Un campeón mundial distraído

Dio la vuelta con la Argentina en el 78, pero se fue sin festejar.

Por Silvestre Antonio Caramendi para Noticias La Insuperable

La “rana” Valencia y su hijo Daniel

El hijo de la “rana” Valencia estuvo contando anécdotas de su padre en Twitter y todos quedaron encantados con las épocas de gloria y el despiste de su padre. Para los que no tuvieron la dicha de verlo jugar, sepan que José Daniel Valencia, un jujeño mediocampista con llegada, fue una pieza fundamental en el esquema menottista que dio la vuelta del mundo en el Monumental, ídolo de Talleres de Córdoba, y que supo llevar su juego en las canchas ecuatorianas y bolivianas.

Daniel Jr, tal vez aburrido por la cuarentena, nos advierte primero: “El es un tipo muy despistado (Nivel: me juraba que nunca había jugado una copa América, y en realidad quedó demostrado, con pruebas, que si) o entre otras cosas, en una gira cambió la camiseta con Cruyff y LA PERDIÓ”.

Luego, contó que el 25 de junio de 1978, tras el triunfo 3 a 1 frente a Holanda, el plantel regresó al hotel en el que se concentraban para continuar con los festejos y prepararse para la cena con que serían agasajados. Pero su padre no estaba junto a sus compañeros y nadie sabía de él. “Un preocupado Profe (Ricardo) Pizzarotti lo buscaba. El recepcionista del hotel decidió acercarse al profe y le dio un papel (que decía): ‘Profe, gracias por todo. ¡Somos campeones del mundo! Vine rápido al hotel antes de que se llenara de gente, ya me voy a casa a ver a mamá. Despídame de todos. Abrazo enorme‘”, tuitió Valencia hijo.

Así fue que mi viejo, apenas salió campeón del mundo, decidió irse a festejarlo con mi abuela. Ya es material suficiente para finalizar este hilo, pero como trata de una persona particular, aún no les he contado todo. En el camino a Jujuy, los gendarmes que lo veían pasar se sacaban fotos y festejaban con uno de sus próceres. Así fue que, desde Tucumán, salió la noticia de que el primer (al día de hoy, único) jujeño campeón del mundo estaba volviendo a su tierra natal. El gobierno jujeño tomó nota de la situación y, decidió declarar asueto para que el pueblo jujeño pueda ir a recibir a su héroe.
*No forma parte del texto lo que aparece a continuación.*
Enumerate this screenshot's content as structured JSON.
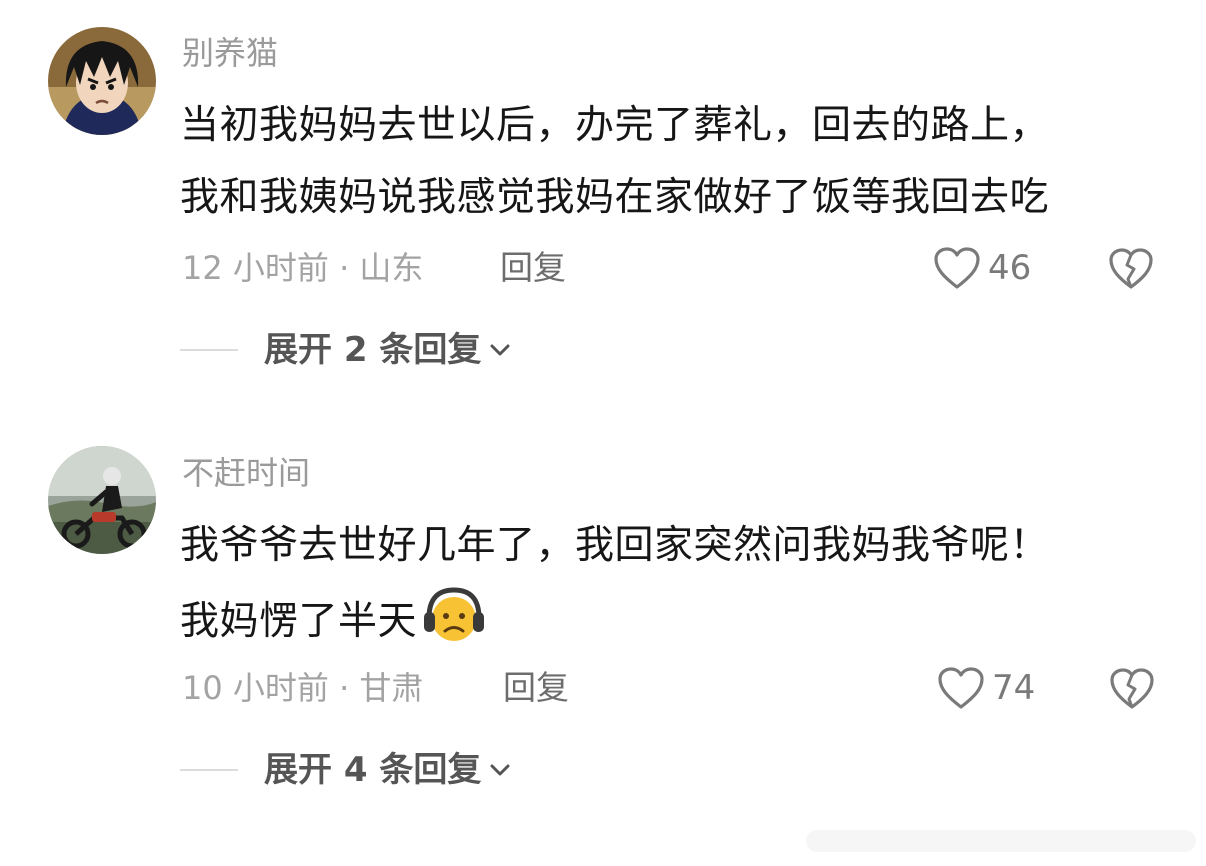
{
  "comments": [
    {
      "username": "别养猫",
      "lines": [
        "当初我妈妈去世以后，办完了葬礼，回去的路上，",
        "我和我姨妈说我感觉我妈在家做好了饭等我回去吃"
      ],
      "meta": "12 小时前 · 山东",
      "reply_label": "回复",
      "likes": "46",
      "expand_label": "展开 2 条回复"
    },
    {
      "username": "不赶时间",
      "lines": [
        "我爷爷去世好几年了，我回家突然问我妈我爷呢！",
        "我妈愣了半天"
      ],
      "meta": "10 小时前 · 甘肃",
      "reply_label": "回复",
      "likes": "74",
      "expand_label": "展开 4 条回复"
    }
  ],
  "icons": {
    "like": "heart-outline-icon",
    "dislike": "broken-heart-icon",
    "expand": "chevron-down-icon",
    "emoji": "headphones-frown-emoji-icon"
  },
  "colors": {
    "text": "#161616",
    "muted": "#a3a3a3",
    "icon": "#7a7a7a"
  }
}
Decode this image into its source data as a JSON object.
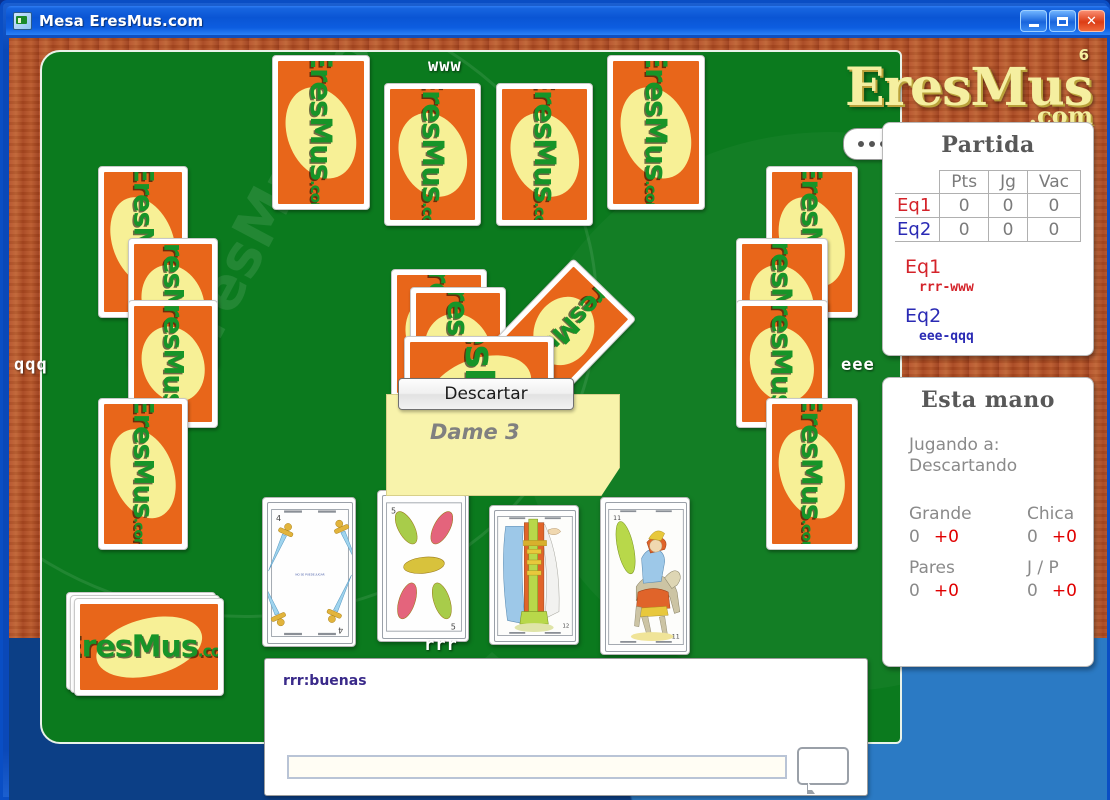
{
  "window": {
    "title": "Mesa EresMus.com",
    "icon": "app-icon",
    "buttons": {
      "minimize": "minimize",
      "maximize": "maximize",
      "close": "close"
    }
  },
  "logo": {
    "main": "EresMus",
    "com": ".com",
    "badge": "6"
  },
  "players": {
    "top": "www",
    "left": "qqq",
    "right": "eee",
    "bottom": "rrr"
  },
  "card_back": {
    "label": "EresMus",
    "dot": ".com"
  },
  "center": {
    "button_label": "Descartar",
    "message": "Dame 3",
    "dots_bubble": "chat-bubble"
  },
  "partida": {
    "title": "Partida",
    "columns": [
      "",
      "Pts",
      "Jg",
      "Vac"
    ],
    "rows": [
      {
        "team": "Eq1",
        "pts": "0",
        "jg": "0",
        "vac": "0"
      },
      {
        "team": "Eq2",
        "pts": "0",
        "jg": "0",
        "vac": "0"
      }
    ],
    "teams": [
      {
        "name": "Eq1",
        "members": "rrr-www"
      },
      {
        "name": "Eq2",
        "members": "eee-qqq"
      }
    ]
  },
  "mano": {
    "title": "Esta mano",
    "playing_label": "Jugando a:",
    "playing_value": "Descartando",
    "stats": [
      {
        "label": "Grande",
        "value": "0",
        "delta": "+0"
      },
      {
        "label": "Chica",
        "value": "0",
        "delta": "+0"
      },
      {
        "label": "Pares",
        "value": "0",
        "delta": "+0"
      },
      {
        "label": "J / P",
        "value": "0",
        "delta": "+0"
      }
    ]
  },
  "chat": {
    "message": "rrr:buenas",
    "input_value": "",
    "input_placeholder": "",
    "send_icon": "speech-bubble-icon"
  },
  "hand_cards": [
    {
      "name": "4-espadas",
      "rank": "4",
      "suit": "espadas"
    },
    {
      "name": "5-bastos",
      "rank": "5",
      "suit": "bastos"
    },
    {
      "name": "rey-bastos",
      "rank": "12",
      "suit": "bastos"
    },
    {
      "name": "caballo-bastos",
      "rank": "11",
      "suit": "bastos"
    }
  ],
  "colors": {
    "felt": "#0b7a1e",
    "card_back": "#e8661a",
    "card_ellipse": "#f7f096",
    "card_text": "#179428",
    "eq1": "#d4232a",
    "eq2": "#2a2ab4",
    "accent_yellow": "#f8f3ab",
    "delta_red": "#e00000",
    "titlebar": "#0a55d4"
  },
  "watermark": "EresMus.com"
}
Obviamente una persona en medio de la ruta, no tenía forma de enterarse de esta noticia, pero no pasaba nada porque iban a copar la entrada principal.”.

El hijo continúa con el relato: “Para llegar a la casa de mi abuela, tenías 2 posibilidades: Agarrar la avenida principal (que es lo que hace todo el mundo) o una calle de tierra que mi viejo transitaba cuando tenía 13 años. ¿Adivinen que camino eligió? Exactamente, se fue por el camino de tierra. Una vez llegado, más sonriente que nunca, esperando, finalmente, reencontrarse con su madre. Toca el timbre, abre la señora que trabajaba ahí.

¡¿Daniel, que está haciendo acá?!

Me hubiese gustado que me reciban mejor

¡ESTÁ TODA LA PROVINCIA ESPERÁNDOLO EN LA AVENIDA PPAL!”.

Valencia y su madre

Y luego concluye: “Ustedes dirán que lo importante era poder ver a mi abuela, y tienen razón. ¿Saben cuál fue el problema? QUE MI ABUELA TAMBIÉN SE HABÍA IDO A LA AVENIDA A RECIBIRLO. Es así que la historia del tipo más despistado del mundo, concluye. Personalmente siempre me pregunté ¿cómo puede haberse ido sin quedarse a los festejos? pero cuando me dijo “La abracé a la abuela como 2 horas, y eso fue mejor que todo” no tuve más objeciones a sus decisiones”.